Der Khan el Khalili Basar
Ein Kairobesucher, der nicht über den 600 Jahre alten Khan El Khalili Basar gebummelt ist, hat das wahre Kairo nur halb erlebt.
Schon seit Zeiten des Mittelalters wurden hier allerlei Waren und Kostbarkeiten feilgeboten.
In den vielen Karawansereien (Khan), deren Untergeschosse schon Lager und Handelsplatz waren, übernachteten die fahrenden Händler.
Und nach einem vom Oberstallmeister eines Sultans, namens El Khalili, dort errichteten Gebäudekomplexes bekam der Basar seinen noch heutigen Namen.
Doch die Zeiten, wo hier seltene und unverfälschte Waren dargeboten wurden, sind vorbei. „Billiger Plunder“, in Massen von den Alabasterschnitzer Kairos hergestellt, Waren mit „Made in Taiwan“ oder „Made in China“ überschwemmen den Basar.
Also Vorsicht! Man hüte sich vor der Hoffnung, ein “Schnäppchen“ zu machen.
Das Geschäft macht immer, wirklich immer, nur der Händler.
Doch ungeachtet dessen, es bleibt das romantische arabische Gassengewirr, das herrliche Labyrinth mit den wunderbaren Ecken, den Läden und Werkstätten.
Startplatz der „Expedition“ durch el Khalili ist natürlich der Hussein Platz mit der El Azhar Moschee.
Es ist schon faszinierend in die eigentlich recht weit verzweigte, aber doch enge Welt des orientalischen Handels einzutauchen, die Vielzahl der teilweise gleichartigen, aber auch immer wieder anders erscheinenden Läden zu betrachten, dabei zu sein, beim Stimmengewirr, dem Gedrängel (Vorsicht vor Taschendieben!), dem Rufen, dem Verfolgen des Kunden durch den Stoffhändler, der verzweifelt versucht in vielen Sprachen die Herkunft des Besucher zu erfahren.
Goldschmiedekunst, Kupfer- und Glaswaren, Papyros (natürlich 100%ig echt), Parfüme, exotische Kleider oder Schals, Teppiche usw. Alles ist zu bestaunen.
Interessant ist auch ein Blick nach oben. Die eng nebeneinander und gegenüber stehenden Häuser stoßen fast zusammen. Dazu die „maschrabija“, ein geschlossener Balkon mit Fenstern aus fein gedrechselten Holzgittern. Von hier konnten die Damen des Hauses die Vorübergehenden und das Treiben auf der Strasse verfolgen. Ohne sich in die unverzeihliche Gefahr zu begeben, selbst gesehen zu werden.

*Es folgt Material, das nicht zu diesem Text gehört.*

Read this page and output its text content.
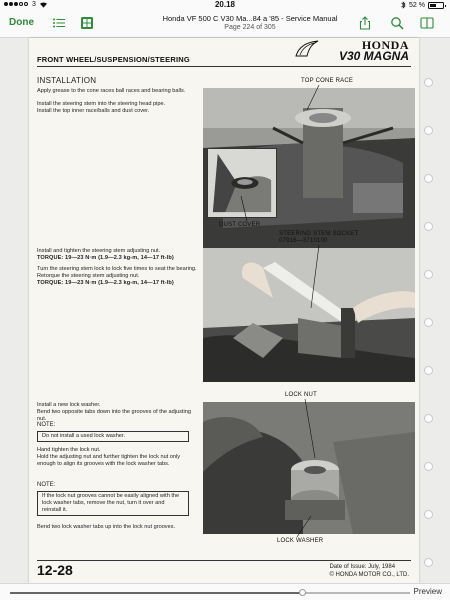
3	20.18	52 %
Done	Honda VF 500 C V30 Ma...84 a '85 - Service Manual
Page 224 of 305
HONDA
V30 MAGNA
FRONT WHEEL/SUSPENSION/STEERING
INSTALLATION
Apply grease to the cone races ball races and bearing balls.
Install the steering stem into the steering head pipe.
Install the top inner race/balls and dust cover.
TOP CONE RACE
DUST COVER
Install and tighten the steering stem adjusting nut.
TORQUE: 19—23 N·m (1.9—2.3 kg-m, 14—17 ft-lb)
Turn the steering stem lock to lock five times to seat the bearing.
Retorque the steering stem adjusting nut.
TORQUE: 19—23 N·m (1.9—2.3 kg-m, 14—17 ft-lb)
STEERING STEM SOCKET
07916—3710100
Install a new lock washer.
Bend two opposite tabs down into the grooves of the adjusting nut.
NOTE:
Do not install a used lock washer.
Hand tighten the lock nut.
Hold the adjusting nut and further tighten the lock nut only enough to align its grooves with the lock washer tabs.
NOTE:
If the lock nut grooves cannot be easily aligned with the lock washer tabs, remove the nut, turn it over and reinstall it.
Bend two lock washer tabs up into the lock nut grooves.
LOCK NUT
LOCK WASHER
12-28	Date of Issue: July, 1984
© HONDA MOTOR CO., LTD.
Preview
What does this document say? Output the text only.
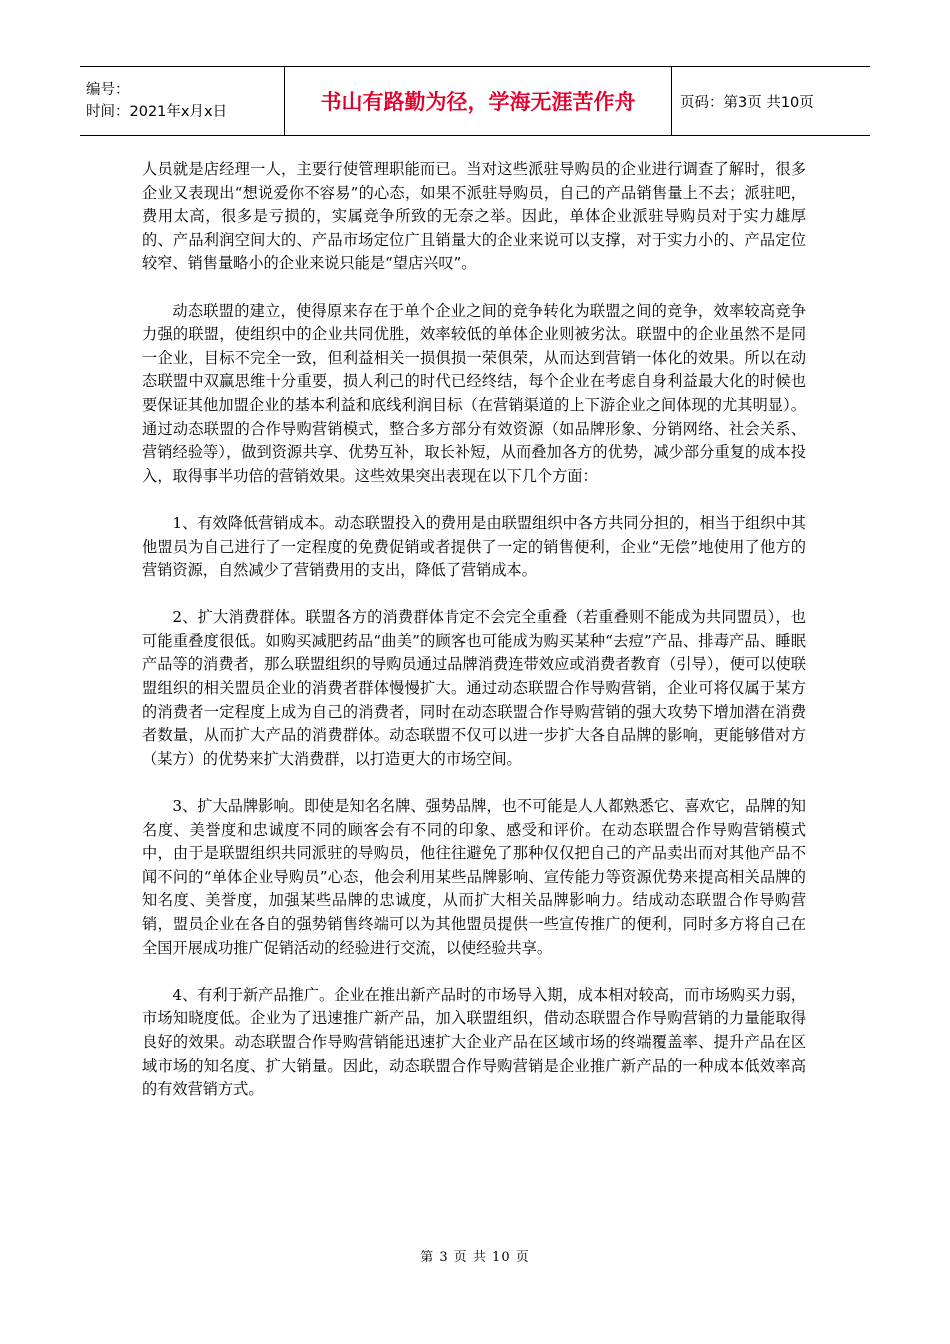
编号：
时间：2021年x月x日	书山有路勤为径，学海无涯苦作舟	页码：第3页 共10页

人员就是店经理一人，主要行使管理职能而已。当对这些派驻导购员的企业进行调查了解时，很多企业又表现出“想说爱你不容易”的心态，如果不派驻导购员，自己的产品销售量上不去；派驻吧，费用太高，很多是亏损的，实属竞争所致的无奈之举。因此，单体企业派驻导购员对于实力雄厚的、产品利润空间大的、产品市场定位广且销量大的企业来说可以支撑，对于实力小的、产品定位较窄、销售量略小的企业来说只能是“望店兴叹”。

动态联盟的建立，使得原来存在于单个企业之间的竞争转化为联盟之间的竞争，效率较高竞争力强的联盟，使组织中的企业共同优胜，效率较低的单体企业则被劣汰。联盟中的企业虽然不是同一企业，目标不完全一致，但利益相关一损俱损一荣俱荣，从而达到营销一体化的效果。所以在动态联盟中双赢思维十分重要，损人利己的时代已经终结，每个企业在考虑自身利益最大化的时候也要保证其他加盟企业的基本利益和底线利润目标（在营销渠道的上下游企业之间体现的尤其明显）。通过动态联盟的合作导购营销模式，整合多方部分有效资源（如品牌形象、分销网络、社会关系、营销经验等），做到资源共享、优势互补，取长补短，从而叠加各方的优势，减少部分重复的成本投入，取得事半功倍的营销效果。这些效果突出表现在以下几个方面：

1、有效降低营销成本。动态联盟投入的费用是由联盟组织中各方共同分担的，相当于组织中其他盟员为自己进行了一定程度的免费促销或者提供了一定的销售便利，企业“无偿”地使用了他方的营销资源，自然减少了营销费用的支出，降低了营销成本。

2、扩大消费群体。联盟各方的消费群体肯定不会完全重叠（若重叠则不能成为共同盟员），也可能重叠度很低。如购买减肥药品“曲美”的顾客也可能成为购买某种“去痘”产品、排毒产品、睡眠产品等的消费者，那么联盟组织的导购员通过品牌消费连带效应或消费者教育（引导），便可以使联盟组织的相关盟员企业的消费者群体慢慢扩大。通过动态联盟合作导购营销，企业可将仅属于某方的消费者一定程度上成为自己的消费者，同时在动态联盟合作导购营销的强大攻势下增加潜在消费者数量，从而扩大产品的消费群体。动态联盟不仅可以进一步扩大各自品牌的影响，更能够借对方（某方）的优势来扩大消费群，以打造更大的市场空间。

3、扩大品牌影响。即使是知名名牌、强势品牌，也不可能是人人都熟悉它、喜欢它，品牌的知名度、美誉度和忠诚度不同的顾客会有不同的印象、感受和评价。在动态联盟合作导购营销模式中，由于是联盟组织共同派驻的导购员，他往往避免了那种仅仅把自己的产品卖出而对其他产品不闻不问的“单体企业导购员”心态，他会利用某些品牌影响、宣传能力等资源优势来提高相关品牌的知名度、美誉度，加强某些品牌的忠诚度，从而扩大相关品牌影响力。结成动态联盟合作导购营销，盟员企业在各自的强势销售终端可以为其他盟员提供一些宣传推广的便利，同时多方将自己在全国开展成功推广促销活动的经验进行交流，以使经验共享。

4、有利于新产品推广。企业在推出新产品时的市场导入期，成本相对较高，而市场购买力弱，市场知晓度低。企业为了迅速推广新产品，加入联盟组织，借动态联盟合作导购营销的力量能取得良好的效果。动态联盟合作导购营销能迅速扩大企业产品在区域市场的终端覆盖率、提升产品在区域市场的知名度、扩大销量。因此，动态联盟合作导购营销是企业推广新产品的一种成本低效率高的有效营销方式。

第 3 页 共 10 页
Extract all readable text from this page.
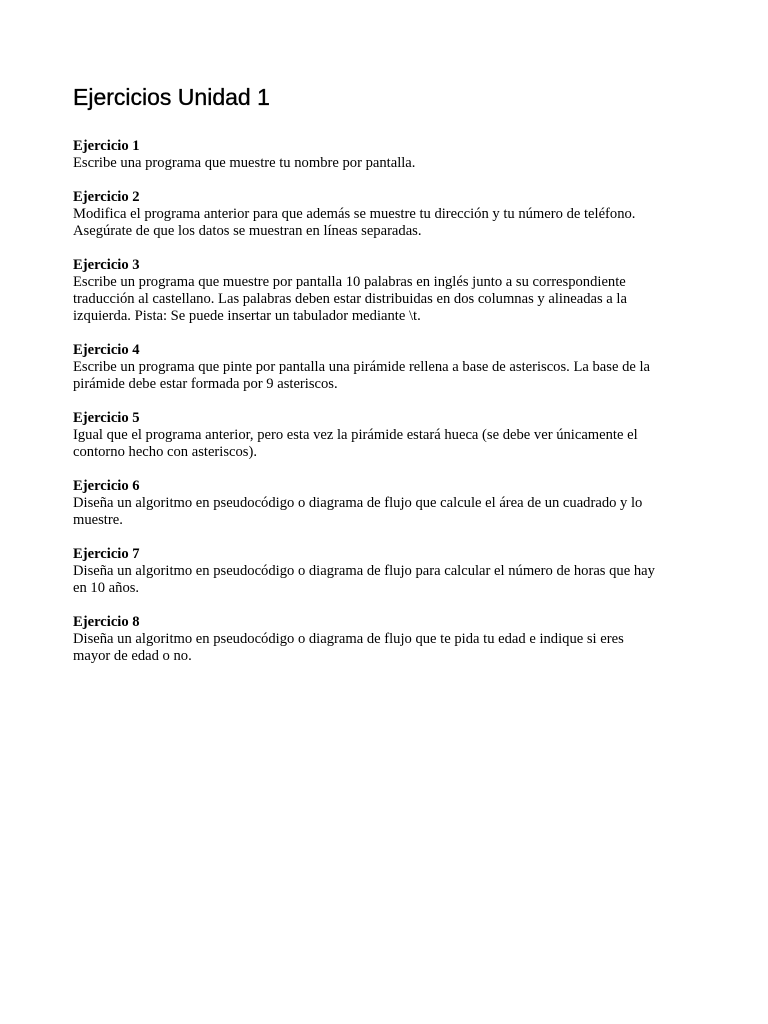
Ejercicios Unidad 1
Ejercicio 1
Escribe una programa que muestre tu nombre por pantalla.
Ejercicio 2
Modifica el programa anterior para que además se muestre tu dirección y tu número de teléfono.
Asegúrate de que los datos se muestran en líneas separadas.
Ejercicio 3
Escribe un programa que muestre por pantalla 10 palabras en inglés junto a su correspondiente
traducción al castellano. Las palabras deben estar distribuidas en dos columnas y alineadas a la
izquierda. Pista: Se puede insertar un tabulador mediante \t.
Ejercicio 4
Escribe un programa que pinte por pantalla una pirámide rellena a base de asteriscos. La base de la
pirámide debe estar formada por 9 asteriscos.
Ejercicio 5
Igual que el programa anterior, pero esta vez la pirámide estará hueca (se debe ver únicamente el
contorno hecho con asteriscos).
Ejercicio 6
Diseña un algoritmo en pseudocódigo o diagrama de flujo que calcule el área de un cuadrado y lo
muestre.
Ejercicio 7
Diseña un algoritmo en pseudocódigo o diagrama de flujo para calcular el número de horas que hay
en 10 años.
Ejercicio 8
Diseña un algoritmo en pseudocódigo o diagrama de flujo que te pida tu edad e indique si eres
mayor de edad o no.
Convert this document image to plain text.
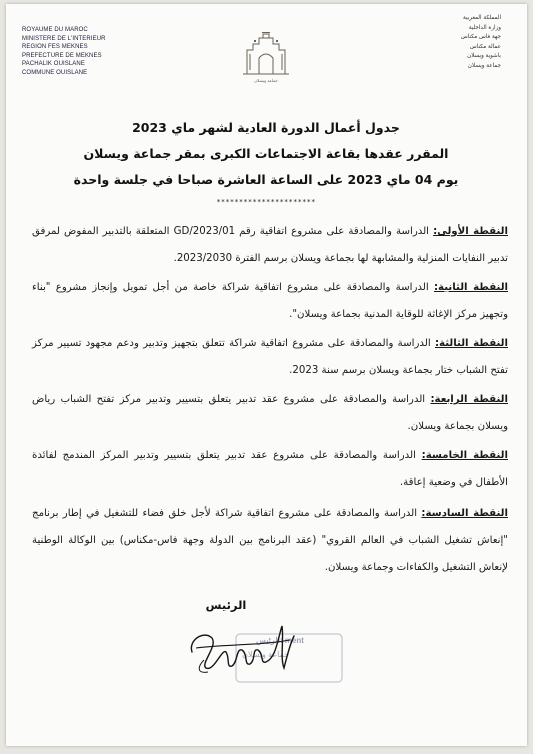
ROYAUME DU MAROC
MINISTERE DE L'INTERIEUR
REGION FES MEKNES
PREFECTURE DE MEKNES
PACHALIK OUISLANE
COMMUNE OUISLANE
جماعة ويسلان
المملكة المغربية
وزارة الداخلية
جهة فاس مكناس
عمالة مكناس
باشوية ويسلان
جماعة ويسلان
جدول أعمال الدورة العادية لشهر ماي 2023
المقرر عقدها بقاعة الاجتماعات الكبرى بمقر جماعة ويسلان
يوم 04 ماي 2023 على الساعة العاشرة صباحا في جلسة واحدة
**********************
النقطة الأولى: الدراسة والمصادقة على مشروع اتفاقية رقم GD/2023/01 المتعلقة بالتدبير المفوض لمرفق تدبير النفايات المنزلية والمشابهة لها بجماعة ويسلان برسم الفترة 2023/2030.
النقطة الثانية: الدراسة والمصادقة على مشروع اتفاقية شراكة خاصة من أجل تمويل وإنجاز مشروع "بناء وتجهيز مركز الإغاثة للوقاية المدنية بجماعة ويسلان".
النقطة الثالثة: الدراسة والمصادقة على مشروع اتفاقية شراكة تتعلق بتجهيز وتدبير ودعم مجهود تسيير مركز تفتح الشباب ختار بجماعة ويسلان برسم سنة 2023.
النقطة الرابعة: الدراسة والمصادقة على مشروع عقد تدبير يتعلق بتسيير وتدبير مركز تفتح الشباب رياض ويسلان بجماعة ويسلان.
النقطة الخامسة: الدراسة والمصادقة على مشروع عقد تدبير يتعلق بتسيير وتدبير المركز المندمج لفائدة الأطفال في وضعية إعاقة.
النقطة السادسة: الدراسة والمصادقة على مشروع اتفاقية شراكة لأجل خلق فضاء للتشغيل في إطار برنامج "إنعاش تشغيل الشباب في العالم القروي" (عقد البرنامج بين الدولة وجهة فاس-مكناس) بين الوكالة الوطنية لإنعاش التشغيل والكفاءات وجماعة ويسلان.
الرئيس
الرئيس: ment
جماعة ويسلان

Man riecht beim Betrachten gleich wieder den Hauch von Gewürzen, von Parfüm, weiß, dass am sich die Ecke der Hähnchenbratstand befindet. Dazu die Buchbinder und Kunsthandwerker, die Goldschmiede, die Edelstein- und Geschmeidehändler, die Fes- und Zeltmacher, Arznei- oder Spezereiläden und auch die traditionellen Manufakturen, wie Glasbläser, der letzte Fußbügler und die Wasserpfeifenhersteller. Noch 30 Meter, dann kommt schon das „qahawi“, ein Cafehaus mit wackligen Plastikstühlen, einer Feuerstelle für Kaffe und Tee und dem Holzkohlenfeuer für die Wasserpfeife. Backgammon gefällig? Eben Orient pur!
Für mich aber blieb beim Besuch des Basars das hohe Gefühl, durch Gassen zu bummeln, in denen Nagib Machfuß, Ägyptens unvergleichlicher Literatur Nobelpreisträger, seine Jugendzeit verbrachte. Ein Wandern durch ein Stadtviertel, das er in seine Büchern unsterblich machte. Eine Atmosphäre zu genießen, wie er sie in seiner Art der Beschreibung des orientalischen Flair und der Sehenswürdigkeiten wiedergibt.